I've done quite a few reviews in my time but I must admit that this one was hard to write. Isolation Space not only contains many of my favourite fictional genres, many are, in my opinion, written in the style of the 'Golden Age', as I mentioned last issue. So - forgive me for being biased and indulging myself!

As well as the horror and science fiction pieces, there are some wonderfully observed satirical stories. It's hard to write satire that leaves the writer helpless with mirth, rage and realisation of the truth behind the story, but Mark achieves it brilliantly. His pace when writing these types of pieces is inestimable.

It's hard to pick any favourites from this collection but for sheer creeping me out, the award must be shared between One Way Trip and Window Gazers; the former because it reminds me so much of the first time I watched the film, Alien, and the latter because even though it was slightly less than two pages long, it made me tuck the covers in and make sure the doors were locked (so much for reading in bed to relax!)

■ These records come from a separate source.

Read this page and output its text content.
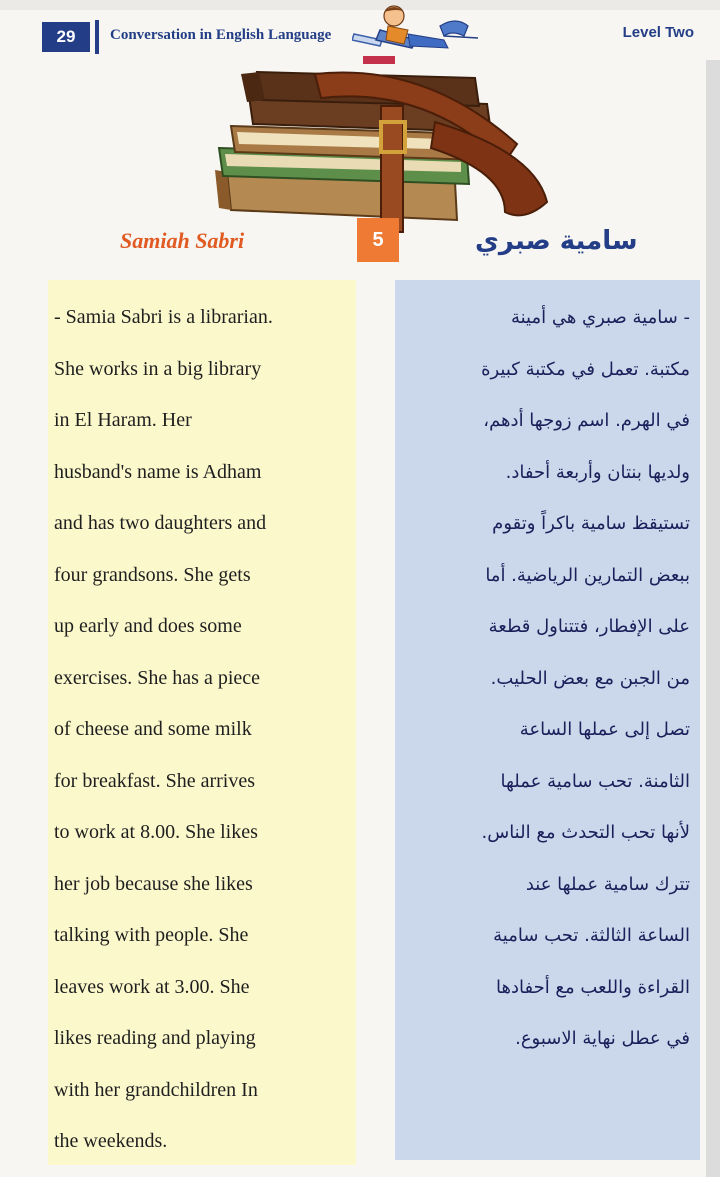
29	Conversation in English Language	Level Two
Samiah Sabri	5	سامية صبري
- Samia Sabri is a librarian.
She works in a big library
in El Haram. Her
husband's name is Adham
and has two daughters and
four grandsons. She gets
up early and does some
exercises. She has a piece
of cheese and some milk
for breakfast. She arrives
to work at 8.00. She likes
her job because she likes
talking with people. She
leaves work at 3.00. She
likes reading and playing
with her grandchildren In
the weekends.
- سامية صبري هي أمينة
مكتبة. تعمل ﻓﻲ مكتبة كبيرة
ﻓﻲ الهرم. اسم زوجها أدهم،
ولديها بنتان وأربعة أحفاد.
تستيقظ سامية باكراً وتقوم
ببعض التمارين الرياضية. أما
على الإفطار، فتتناول قطعة
من الجبن مع بعض الحليب.
تصل إلى عملها الساعة
الثامنة. تحب سامية عملها
لأنها تحب التحدث مع الناس.
تترك سامية عملها عند
الساعة الثالثة. تحب سامية
القراءة واللعب مع أحفادها
ﻓﻲ عطل نهاية الاسبوع.
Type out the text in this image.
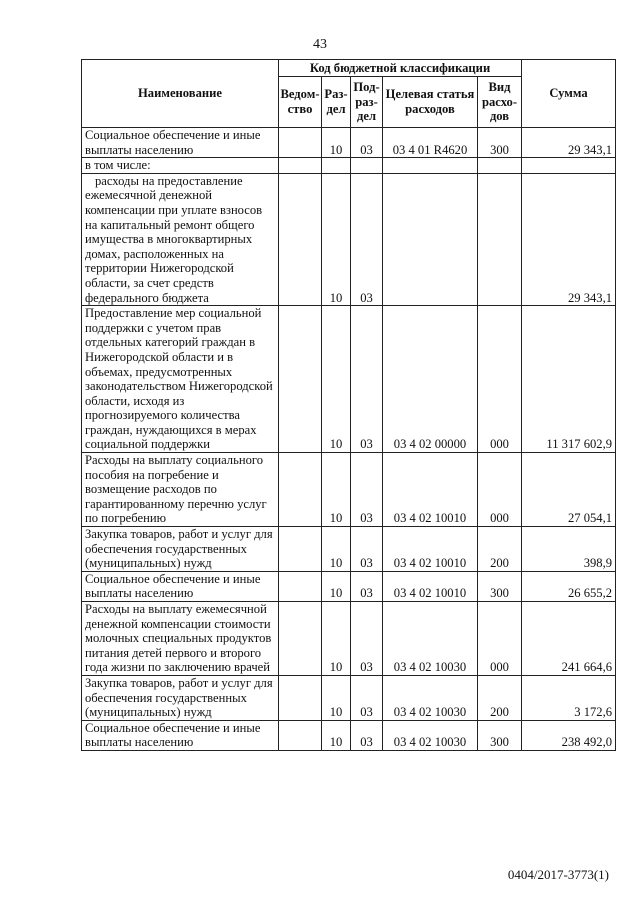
43
Наименование	Код бюджетной классификации					Сумма
	Ведом-ство	Раз-дел	Под-раз-дел	Целевая статья расходов	Вид расхо-дов	
Социальное обеспечение и иные выплаты населению		10	03	03 4 01 R4620	300	29 343,1
в том числе:						
расходы на предоставление ежемесячной денежной компенсации при уплате взносов на капитальный ремонт общего имущества в многоквартирных домах, расположенных на территории Нижегородской области, за счет средств федерального бюджета		10	03			29 343,1
Предоставление мер социальной поддержки с учетом прав отдельных категорий граждан в Нижегородской области и в объемах, предусмотренных законодательством Нижегородской области, исходя из прогнозируемого количества граждан, нуждающихся в мерах социальной поддержки		10	03	03 4 02 00000	000	11 317 602,9
Расходы на выплату социального пособия на погребение и возмещение расходов по гарантированному перечню услуг по погребению		10	03	03 4 02 10010	000	27 054,1
Закупка товаров, работ и услуг для обеспечения государственных (муниципальных) нужд		10	03	03 4 02 10010	200	398,9
Социальное обеспечение и иные выплаты населению		10	03	03 4 02 10010	300	26 655,2
Расходы на выплату ежемесячной денежной компенсации стоимости молочных специальных продуктов питания детей первого и второго года жизни по заключению врачей		10	03	03 4 02 10030	000	241 664,6
Закупка товаров, работ и услуг для обеспечения государственных (муниципальных) нужд		10	03	03 4 02 10030	200	3 172,6
Социальное обеспечение и иные выплаты населению		10	03	03 4 02 10030	300	238 492,0
0404/2017-3773(1)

Like many of the best science fiction and horror stories, there are twists in the tail of many of these pieces, and, also like many of the best in those genres, the end, when it hits you, is not at all expected. I pride myself in being able to take a pretty shrewd guess at what happens next, and even the endings, in stories - it's an element of being an editor (nothing special, just experience I guess).

Only one of the twenty short stories in this collection was solved by yours truly before the end! I know these things are subjective, but that says a lot about a writer in my humble opinion.

Other pieces I feel I have to mention are, Shopping For Katie, involving a form of cloning for childless couples on the face of it. Apart from being more than scientifically possible, the story leaves a nasty taste in the mouth about that possibility being used for commercial purposes, with the result (in this tale) being poignantly probable. At Death's Door is another one that creeped me. It's a surreal (I hope) journey into what Poe called the hypnagogic state of mind when you're unsure of reality and fantasy and the boundaries between become distorted and (as in this piece) break down! Finally, A Walk In The Woods - a seemingly simple tale that has hidden depth and is both prophetic and contemporary in its message, given the problems our planet is facing and with us as passengers on it!

If you love being thrilled, frightened, intrigued, fascinated and engrossed, you can do no better than get hold of this book.